Shit. My neighbor told me her name thirty minutes ago. You guys, what was it?
Cop: Lemme see your papers
Me: Okay
Cop: These are rolling papers
Me: Would you look at that
Cop: Sir are you high?
Me: What are you, a cop?
Apparently everyone in this Court room doesn’t want to play Duck Duck Goose……Excuse me for trying to lighten up this murder trial.
Invited my girlfriend to a charity bbq where they’re roasting a whole pig and when she asked ‘what’s the charity’ I said it was for the pig’s family.
RIP little boat. I can’t think of a more dinghy friend, canoe?
her: so do you have air conditioning
me: no, only fans
When I die, I am going to haunt a hot dog and make it jump out of the bun like a dolphin.

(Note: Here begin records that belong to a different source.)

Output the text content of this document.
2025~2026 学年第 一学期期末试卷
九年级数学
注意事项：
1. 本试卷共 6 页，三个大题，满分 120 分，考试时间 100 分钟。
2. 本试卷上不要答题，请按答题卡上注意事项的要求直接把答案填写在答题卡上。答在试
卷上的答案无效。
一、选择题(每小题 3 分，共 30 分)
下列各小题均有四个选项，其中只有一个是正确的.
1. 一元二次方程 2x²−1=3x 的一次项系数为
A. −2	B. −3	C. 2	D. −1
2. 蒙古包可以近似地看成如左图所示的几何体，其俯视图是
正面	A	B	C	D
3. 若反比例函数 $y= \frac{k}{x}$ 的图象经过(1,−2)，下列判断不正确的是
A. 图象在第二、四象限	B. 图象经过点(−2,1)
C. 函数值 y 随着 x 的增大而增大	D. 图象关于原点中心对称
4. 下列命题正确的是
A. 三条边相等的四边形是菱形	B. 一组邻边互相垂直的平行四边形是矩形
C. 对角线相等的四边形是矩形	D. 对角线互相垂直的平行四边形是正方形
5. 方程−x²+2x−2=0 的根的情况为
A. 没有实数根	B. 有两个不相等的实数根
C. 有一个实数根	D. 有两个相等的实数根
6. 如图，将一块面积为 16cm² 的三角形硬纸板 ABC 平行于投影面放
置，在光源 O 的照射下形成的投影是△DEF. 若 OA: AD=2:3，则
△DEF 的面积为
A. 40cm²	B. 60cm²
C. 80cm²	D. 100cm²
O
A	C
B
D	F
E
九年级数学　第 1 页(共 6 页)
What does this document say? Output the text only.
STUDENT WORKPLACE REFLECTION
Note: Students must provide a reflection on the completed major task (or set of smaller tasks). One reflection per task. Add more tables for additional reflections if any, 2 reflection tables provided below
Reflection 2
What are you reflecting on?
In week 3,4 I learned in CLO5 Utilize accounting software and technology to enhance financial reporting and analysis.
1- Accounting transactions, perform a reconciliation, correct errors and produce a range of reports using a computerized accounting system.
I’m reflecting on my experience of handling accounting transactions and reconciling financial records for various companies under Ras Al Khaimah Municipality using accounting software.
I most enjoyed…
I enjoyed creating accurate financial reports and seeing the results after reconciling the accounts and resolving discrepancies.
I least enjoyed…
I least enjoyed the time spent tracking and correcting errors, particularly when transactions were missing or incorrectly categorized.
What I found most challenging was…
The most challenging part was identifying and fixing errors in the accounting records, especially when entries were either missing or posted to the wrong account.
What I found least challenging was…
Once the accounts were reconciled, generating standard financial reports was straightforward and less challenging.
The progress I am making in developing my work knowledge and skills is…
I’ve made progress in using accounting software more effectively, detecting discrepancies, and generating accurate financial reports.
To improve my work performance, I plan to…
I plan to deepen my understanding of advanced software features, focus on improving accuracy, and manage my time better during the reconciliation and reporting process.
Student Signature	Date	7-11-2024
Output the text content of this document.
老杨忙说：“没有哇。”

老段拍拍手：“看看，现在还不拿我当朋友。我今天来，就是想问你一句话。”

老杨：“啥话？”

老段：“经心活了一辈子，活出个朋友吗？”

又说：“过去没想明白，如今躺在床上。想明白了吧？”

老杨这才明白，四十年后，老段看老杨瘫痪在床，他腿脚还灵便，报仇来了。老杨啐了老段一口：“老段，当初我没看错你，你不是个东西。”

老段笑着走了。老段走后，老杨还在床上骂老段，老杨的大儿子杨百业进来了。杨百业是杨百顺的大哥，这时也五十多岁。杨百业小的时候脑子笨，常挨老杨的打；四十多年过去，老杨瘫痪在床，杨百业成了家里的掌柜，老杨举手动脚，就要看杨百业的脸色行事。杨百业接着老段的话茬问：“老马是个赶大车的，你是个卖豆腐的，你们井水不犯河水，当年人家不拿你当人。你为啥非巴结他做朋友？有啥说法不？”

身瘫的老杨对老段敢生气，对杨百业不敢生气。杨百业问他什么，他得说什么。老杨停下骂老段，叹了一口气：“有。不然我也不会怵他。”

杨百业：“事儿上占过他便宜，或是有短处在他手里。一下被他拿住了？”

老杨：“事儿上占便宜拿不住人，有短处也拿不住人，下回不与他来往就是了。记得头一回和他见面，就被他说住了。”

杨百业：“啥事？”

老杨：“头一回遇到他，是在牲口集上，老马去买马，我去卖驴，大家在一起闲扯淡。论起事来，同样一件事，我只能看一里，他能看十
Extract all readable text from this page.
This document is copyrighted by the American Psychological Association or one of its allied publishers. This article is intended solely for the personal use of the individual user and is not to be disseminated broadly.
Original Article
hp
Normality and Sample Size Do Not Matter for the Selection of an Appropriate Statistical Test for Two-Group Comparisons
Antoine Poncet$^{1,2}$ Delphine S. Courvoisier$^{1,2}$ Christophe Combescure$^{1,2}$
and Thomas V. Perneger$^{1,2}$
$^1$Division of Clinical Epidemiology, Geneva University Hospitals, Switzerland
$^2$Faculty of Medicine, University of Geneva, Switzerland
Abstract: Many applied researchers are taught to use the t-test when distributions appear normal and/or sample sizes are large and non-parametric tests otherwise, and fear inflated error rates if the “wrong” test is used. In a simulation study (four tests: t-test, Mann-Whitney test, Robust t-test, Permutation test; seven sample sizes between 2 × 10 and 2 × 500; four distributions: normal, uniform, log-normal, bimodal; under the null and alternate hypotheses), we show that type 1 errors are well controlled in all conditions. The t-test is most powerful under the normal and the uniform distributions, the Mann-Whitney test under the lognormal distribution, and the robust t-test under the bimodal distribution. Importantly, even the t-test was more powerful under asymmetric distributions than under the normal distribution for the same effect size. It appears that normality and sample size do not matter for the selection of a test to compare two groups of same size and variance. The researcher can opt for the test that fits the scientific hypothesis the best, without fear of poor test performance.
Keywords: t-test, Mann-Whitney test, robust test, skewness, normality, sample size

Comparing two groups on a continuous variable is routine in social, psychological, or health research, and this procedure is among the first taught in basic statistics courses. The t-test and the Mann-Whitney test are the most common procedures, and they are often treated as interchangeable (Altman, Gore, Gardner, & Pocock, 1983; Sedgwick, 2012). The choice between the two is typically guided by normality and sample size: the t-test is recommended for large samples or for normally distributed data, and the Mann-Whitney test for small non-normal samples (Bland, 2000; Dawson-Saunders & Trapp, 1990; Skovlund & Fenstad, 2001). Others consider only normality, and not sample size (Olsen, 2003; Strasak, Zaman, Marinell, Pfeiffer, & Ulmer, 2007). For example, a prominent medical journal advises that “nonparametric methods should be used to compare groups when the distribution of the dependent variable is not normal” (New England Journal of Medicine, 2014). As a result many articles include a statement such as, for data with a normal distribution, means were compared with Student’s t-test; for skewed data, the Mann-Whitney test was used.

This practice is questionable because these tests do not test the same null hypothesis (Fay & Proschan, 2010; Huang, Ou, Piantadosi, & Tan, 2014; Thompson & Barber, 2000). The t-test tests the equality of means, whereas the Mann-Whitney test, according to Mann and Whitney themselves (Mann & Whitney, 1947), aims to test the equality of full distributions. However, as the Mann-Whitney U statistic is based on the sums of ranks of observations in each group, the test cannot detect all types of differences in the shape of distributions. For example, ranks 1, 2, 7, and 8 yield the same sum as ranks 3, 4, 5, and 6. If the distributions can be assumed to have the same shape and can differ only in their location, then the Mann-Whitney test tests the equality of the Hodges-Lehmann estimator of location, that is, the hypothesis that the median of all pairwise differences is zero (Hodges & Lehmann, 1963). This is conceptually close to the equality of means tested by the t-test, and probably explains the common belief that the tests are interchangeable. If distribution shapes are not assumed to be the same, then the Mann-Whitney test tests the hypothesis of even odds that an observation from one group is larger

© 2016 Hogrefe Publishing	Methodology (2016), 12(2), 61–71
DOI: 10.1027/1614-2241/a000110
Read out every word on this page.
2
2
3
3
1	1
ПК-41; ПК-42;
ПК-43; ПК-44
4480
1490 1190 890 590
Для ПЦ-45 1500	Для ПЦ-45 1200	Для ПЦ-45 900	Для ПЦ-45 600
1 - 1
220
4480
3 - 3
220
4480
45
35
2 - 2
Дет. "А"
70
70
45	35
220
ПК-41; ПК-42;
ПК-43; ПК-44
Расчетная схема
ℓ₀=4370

Beanbag chairs are fun and comfortable but you should never buy one because one day you’ll get some really bad news and you’ll have to roll off the side and onto the floor before standing up to comfort your partner.
Emotions so raw, Gordon Ramsay makes a clever joke about them.
Dad to kid: “Connor, eat your food!”
“Eat your food!”
“Eat your food!”
“Eat your food!”
Me: *turns around, eats all of kid’s food*
Optometrist: You have 2020 vision.
Me: But my vision sucks.
Optometrist: Exactly.
Flex on your toddler when they piss you off by asking them what sound a giraffe makes
“You can’t have 80° and 30° weather in the same week”
Midwesterners: hold my beer
“We’re taking it to another level.”
-escalators
A moment of silence for those who sacrificed themselves to determine which mushrooms taste good with pasta, which are fun & which kill you.